Daniel Fasquelle Député du Pas-de-Calais - Trésorier des Républicains
  • Des droits à la retraite pour les jurés de cour d’assises

    J’ai co-rédigé une proposition de loi visant à garantir les droits à la retraite des salariés appelés à siéger en qualité de juré de cour d’assises.

    En effet, l’absence du salarié appelé à siéger en tant que juré de cour d’assises est considérée comme un congé sans solde ; en d’autres termes le contrat de travail est suspendu, ce qui entraîne la suspension du versement de la rémunération et des cotisations sociales.
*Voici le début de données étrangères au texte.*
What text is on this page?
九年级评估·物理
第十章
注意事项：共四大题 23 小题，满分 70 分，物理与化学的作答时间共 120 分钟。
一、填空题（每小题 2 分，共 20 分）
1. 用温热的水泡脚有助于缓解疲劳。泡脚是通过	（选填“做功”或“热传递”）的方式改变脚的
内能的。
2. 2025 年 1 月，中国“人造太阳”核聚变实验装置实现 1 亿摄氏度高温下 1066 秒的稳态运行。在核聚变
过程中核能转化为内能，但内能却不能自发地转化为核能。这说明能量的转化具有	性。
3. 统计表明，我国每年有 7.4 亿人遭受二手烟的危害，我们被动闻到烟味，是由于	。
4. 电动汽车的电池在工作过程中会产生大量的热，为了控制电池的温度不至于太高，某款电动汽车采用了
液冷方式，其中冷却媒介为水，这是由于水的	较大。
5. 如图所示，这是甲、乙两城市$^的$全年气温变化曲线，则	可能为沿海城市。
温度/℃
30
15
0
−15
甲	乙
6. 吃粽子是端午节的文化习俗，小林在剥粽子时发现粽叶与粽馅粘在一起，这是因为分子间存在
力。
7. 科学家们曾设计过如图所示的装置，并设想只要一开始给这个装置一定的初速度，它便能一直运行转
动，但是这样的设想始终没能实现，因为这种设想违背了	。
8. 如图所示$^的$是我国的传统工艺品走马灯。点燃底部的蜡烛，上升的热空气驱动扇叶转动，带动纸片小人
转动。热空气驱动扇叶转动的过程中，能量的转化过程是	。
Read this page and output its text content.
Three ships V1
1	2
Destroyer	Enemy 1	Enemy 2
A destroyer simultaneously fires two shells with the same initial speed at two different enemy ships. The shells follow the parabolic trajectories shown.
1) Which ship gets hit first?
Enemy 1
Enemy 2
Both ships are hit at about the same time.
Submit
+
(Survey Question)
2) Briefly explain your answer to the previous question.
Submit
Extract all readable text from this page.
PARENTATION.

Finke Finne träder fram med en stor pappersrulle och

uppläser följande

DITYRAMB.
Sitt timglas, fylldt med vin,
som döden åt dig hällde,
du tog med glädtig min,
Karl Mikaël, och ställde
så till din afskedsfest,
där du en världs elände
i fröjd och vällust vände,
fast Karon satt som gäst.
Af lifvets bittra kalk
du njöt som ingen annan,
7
    Le juré perçoit une indemnité forfaitaire par jour de session et, éventuellement, une indemnité pour pertes de revenus professionnels sur justificatif ainsi qu’une indemnité de séjour et de transport. Mais ces indemnités ne sont pas soumises à cotisations sociales et ne sont donc pas prises en compte lors de la liquidation des droits à l’assurance vieillesse.

    Cette absence d’assurance sociale peut être préjudiciable pour le juré, notamment dans le cas de certains procès d’assises d’une durée particulièrement longue, hypothèse dans laquelle l’exercice de la fonction de juré est susceptible d’empêcher la validation d’un trimestre de retraite.

    Cette proposition de loi vise à garantir les droits à la retraite des salariés appelés à siéger en qualité de juré de cour d’assises, en mettant en place un dispositif de validation de trimestres par la technique des périodes assimilées aux trimestres cotisés.

    Les périodes assimilées aux trimestres cotisés sont des trimestres pendant lesquels le salarié n’a pas cotisé pour des raisons indépendantes de sa volonté : maladie, maternité, chômage. Ces trimestres sont pris en compte pour calculer la durée d’assurance comme des périodes cotisées mais ne sont retenus que s’ils sont nécessaires pour compléter des trimestres cotisés.